Black fiber can be explicitly estimated as a very simple form of technology and is often referred to as "technologically neutral". Black fiber sections can be very easily merged so that a continuous wire exists between the customer and the final destination. As such, the great advantage of the dark fiber is that no active device is required in the path of the fiber. Due to the non-existence of such devices, a black fiber in many cases can be much more reliable than a traditional managed service. Services in this latter category typically involve a significant number of particular devices in the network path (eg, ATM switches, asynchronous transfer mode, routers, multiplexers, etc.); each of these intermediaries is likely to fail and this becomes the reason why traditional network operators must deploy complex infrastructure and other systems to ensure compatibility and reliability. For greater efficiency, many customers generally choose to install two separate dark fiber links to two separate service providers; However, even with an extra fiber, dark fiber networks are cheaper than services managed by a network operator. 
With customer-owned dark fiber networks, the end customer becomes an "active entity" that ultimately owns and controls the relevant network infrastructure (Arnaud, Wu and Kalali, 2003); that is, customers decide which service provider they want to connect to for different services such as telephony, cable TV and the Internet (New Paradigm Resources Group, Inc., 2002) . In fact, for the moment, most existing client-owned dark fiber deployments are used for the provision of Internet-based services and / or applications (Crandall and Jackson, 2001). The black fiber industry is still evolving. 

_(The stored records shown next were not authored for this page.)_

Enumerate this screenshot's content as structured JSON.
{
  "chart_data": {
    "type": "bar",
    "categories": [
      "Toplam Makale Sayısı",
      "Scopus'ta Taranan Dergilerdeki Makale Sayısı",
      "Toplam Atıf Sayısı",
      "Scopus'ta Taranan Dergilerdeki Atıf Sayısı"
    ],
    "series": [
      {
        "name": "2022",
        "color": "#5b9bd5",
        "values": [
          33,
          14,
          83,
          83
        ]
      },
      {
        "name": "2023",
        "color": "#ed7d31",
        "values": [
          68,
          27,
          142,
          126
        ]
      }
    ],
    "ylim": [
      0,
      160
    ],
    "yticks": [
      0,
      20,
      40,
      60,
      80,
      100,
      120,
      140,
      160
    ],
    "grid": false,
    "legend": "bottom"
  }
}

With the black fiber option, customers can have other choices in terms of reliability and redundancy. In other words, they may have a single unprotected fiber link and be as reliable as their current connection (Arnaud et al., 2003, New Paradigm Resources Group, Inc., 2002); they can use an alternative technology, such as a wireless link for backup in case of fiber breakage; or they can install a second geographically diversified black fiber link whose total cost is always cheaper than a managed service as described above. In addition, because the fiber has a higher tensile strength than copper (or even steel), it is less susceptible to wind and snow breaks.